AlexandrKozlovskiy commented 3 years ago

@u-fischer When i tryed to compile your example ex-AF-file.tex,latex not detected package l3bitset.sty. I have latex 2020-10-01 lualatex 1.13.0 and expl3 version 2021-02-18. Thanks.

u-fischer commented 3 years ago

l3bitset is in a current l3experimental

car222222 commented 3 years ago

. . . and is still, therefore, very much experimental !! :-)

As are many of the details, and some of the bigger ideas, in tagpdf etc.

So beware of many possible changes over the next year or so!

The good news is that at the end of this experimental phase, we (The LaTeX Team and its Accessible PDF project) will offer you a solid, stable platform for your very interesting project on math tagging.

AlexandrKozlovskiy commented 3 years ago

@u-fischer During of compilation of your example i get an error: ! Package pdfdict Error: The dictionary 'l_pdffile/Filespec' is unknown.
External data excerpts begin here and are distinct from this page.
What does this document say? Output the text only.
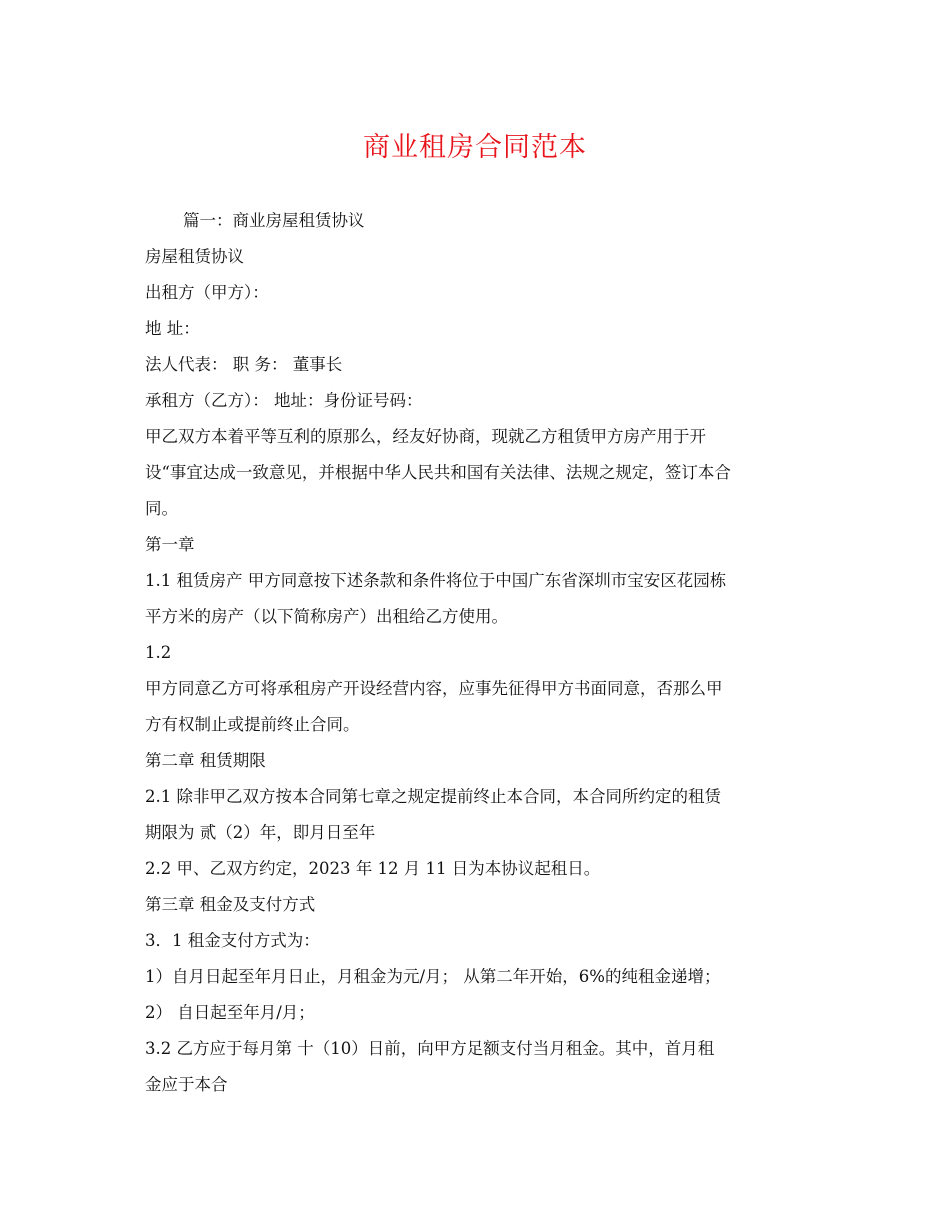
商业租房合同范本
篇一：商业房屋租赁协议
房屋租赁协议
出租方（甲方）：
地 址：
法人代表： 职 务： 董事长
承租方（乙方）： 地址：身份证号码：
甲乙双方本着平等互利的原那么，经友好协商，现就乙方租赁甲方房产用于开
设“事宜达成一致意见，并根据中华人民共和国有关法律、法规之规定，签订本合
同。
第一章
1.1 租赁房产 甲方同意按下述条款和条件将位于中国广东省深圳市宝安区花园栋
平方米的房产（以下简称房产）出租给乙方使用。
1.2
甲方同意乙方可将承租房产开设经营内容，应事先征得甲方书面同意，否那么甲
方有权制止或提前终止合同。
第二章 租赁期限
2.1 除非甲乙双方按本合同第七章之规定提前终止本合同，本合同所约定的租赁
期限为 贰（2）年，即月日至年
2.2 甲、乙双方约定，2023 年 12 月 11 日为本协议起租日。
第三章 租金及支付方式
3．1 租金支付方式为：
1）自月日起至年月日止，月租金为元/月； 从第二年开始，6%的纯租金递增；
2） 自日起至年月/月；
3.2 乙方应于每月第 十（10）日前，向甲方足额支付当月租金。其中，首月租
金应于本合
l.40 ...file/Filespec} {AFRelationship}{/Supplement}

@car222222 the goals of our project axessibility package it not only do the tagging of math,but tagging of whole document,when it's possible. But we haven't enough latex skills,to do tagging of whole parts of document. Now we have support of tagging of formulas,paragraphs,sections,sub...sections,tables and lists. But we have some texnical problems,for correct tagging of it. For example,i not find way,how to do tagging of each item which we have in \tableofcontents command for any class of document and insert links on each section,sub...sections in contents. Tagging of links,imho,not solved problems,because with screenreader during the clicking on the link nothing hapen. Look at issue #35. I hope @u-fischer will fix this issue too.

u-fischer commented 3 years ago

Please don't add new issues to old issues. This one is closed. But I know the error and it is resolved in the development versions. I will do an update in the next days.

AlexandrKozlovskiy commented 3 years ago

@u-fischer I dont want create new issue,because i am not sure,what it's not only my issue. But now i understood and i will wait commit with fix of this issue. Whether it pdfresources issue,or issue of your example. May be if i will change name of pdf dictionary in your example myself,all will works ok.

u-fischer commented 3 years ago

Yes, but it isn't completly correct internally, I mixed up FileSpec and Filespec in a few places .. (the second is correct and will be used in future versions).